Vivendo uma vida impulsionada por um ideal artístico, poucas serão as coisas materiais deixadas como herança, alerta – quase que de forma mística – Colares. “Eu tenho Saturno na casa 5 do meu mapa astral, o que indica, quase que com certeza, que não deixarei nenhum legado genético, não terei filhos. Deixarei no lugar, um legado estético e isso é o que me move, o que me fascina e o que me impulsiona. Na verdade não me preocupo com mais nada além disso. Mas ‘só isso’, em si, já é uma grande pretensão”, finaliza.

Financiamento Coletivo

O projeto de relançamento de Bingo nasceu em e-mails, trocados entre Colares, Eduardo Ramos e Rodrigo Lariú, conta o frontman. “A ideia surgiu em 2017, quando o disco completou 20 anos de lançamento. Eu falei que ainda tinha as fitas e o Dú [Eduardo Ramos] se ofereceu pra remixar o disco.”

Arquivo pessoal

As fitas originais de Bingo, relembra Colares, estavam guardadas como um souvenir, dentro de um saco plástico, que sobreviveu à mudanças e à ação do tempo, como se estivessem predestinadas a um epílogo. “Nunca dei muita atenção a elas [as fitas], mas sempre me acompanharam. Não deixa de ser curioso. E olha que eu sou muito desorganizado, em excesso. O mais provável seria que eu tivesse perdido ou jogado fora numa das minhas mudanças. Mas não. Cá estamos com o disco remixado. Por algum motivo as fitas foram preservadas por 25 anos. Não me pergunte como. Providência divina talvez”, pondera o vocalista. 

A produção é encabeçada por Eduardo Ramos, responsável pela digitalização e mixagem. A remasterização será feita pelo engenheiro de som Alan Douches, que já trabalhou com nomes como Patti Smith, Sufhan Stevens e Animal Collective. Rodrigo Lariú, do selo e zine Midsummer Madness, é responsável pelos trâmites do financiamento coletivo.

O Bingo será relançado em três formatos: CD, LP e um vinil compacto – com quatro faixas que ficaram de fora da versão original do disco -, por meio de um crowdfunding, a partir de setembro de 2022. 

O Cigarettes lançou, na primeira semana de setembro, um clipe da música Annabel Lee, com a nova remixagem, feita por Ramos. O som, como explicou Colares, ainda será masterizado, mas já é possível diferenciar a fidelidade sonora da nova edição.

O clipe de Annabel Lee foi produzido pelo coletivo Avalanches Filmes.
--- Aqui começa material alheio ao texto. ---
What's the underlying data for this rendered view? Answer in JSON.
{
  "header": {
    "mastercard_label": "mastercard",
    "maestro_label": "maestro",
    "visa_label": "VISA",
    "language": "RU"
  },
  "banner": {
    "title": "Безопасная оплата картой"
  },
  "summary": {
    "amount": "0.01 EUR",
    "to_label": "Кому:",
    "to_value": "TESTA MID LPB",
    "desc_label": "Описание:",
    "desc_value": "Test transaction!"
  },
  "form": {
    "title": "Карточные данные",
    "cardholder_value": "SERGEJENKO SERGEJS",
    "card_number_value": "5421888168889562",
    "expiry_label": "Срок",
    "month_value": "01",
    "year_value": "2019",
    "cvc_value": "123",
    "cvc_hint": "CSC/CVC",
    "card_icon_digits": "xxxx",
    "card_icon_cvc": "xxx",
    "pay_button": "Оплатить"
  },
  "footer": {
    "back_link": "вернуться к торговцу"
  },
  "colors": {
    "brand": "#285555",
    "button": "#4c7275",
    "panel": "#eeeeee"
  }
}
O financiamento coletivo também prevê a produção de mais três clipes, se a meta for atingida.

Planos

Após o relançamento do disco, o Cigarettes pretende fazer shows, se as condições permitirem. Colares também revela um possível novo álbum, com músicas inéditas. “Mas vou precisar esperar passar essa história do Bingo, parece impossível conciliar no momento. É questão de tempo até eu começar a botar pra fora as coisas novas”, finaliza.